Overqualified or Overlooked? The Cost of Getting Hiring Wrong
There is a growing trend in hiring that deserves to be challenged.
“Overqualified” has quietly become a reason to discard candidates before a real conversation even happens.
That is a mistake.
Not every experienced professional is chasing title, salary, or hierarchy. Many apply for roles because they see stability, alignment, purpose, flexibility, or simply a better fit for where they are in life and career.
Reducing a candidate to an ATS score or a quick scan of years of experience strips away context. It ignores intent. It ignores maturity. It ignores the very thing that experience is meant to bring, judgement.

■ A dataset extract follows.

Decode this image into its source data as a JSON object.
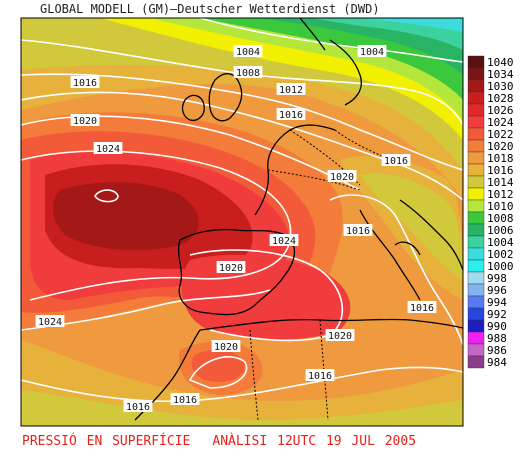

A professional with 12 plus years across engineering, architecture, delivery, and leadership may apply for a role that appears “below” their last title, but that does not mean they are a risk. In many cases, it means they are making a deliberate decision based on fit, not ego.
What is missing in many hiring processes today is simple:
a conversation.
A single call can answer what a resume cannot:
Why this role
Why now
Why this company
Instead, strong candidates are filtered out by automated scoring, rigid expectations, or assumptions made at first glance.
That approach does not just hurt candidates. It limits organisations from bringing in experienced people who can stabilise teams, mentor others, and deliver with minimal ramp-up.
Overqualification should not be a rejection reason. It should be a signal to ask better questions.
Because sometimes the best hire is not the one who fits the job description perfectly, but the one who chose it intentionally.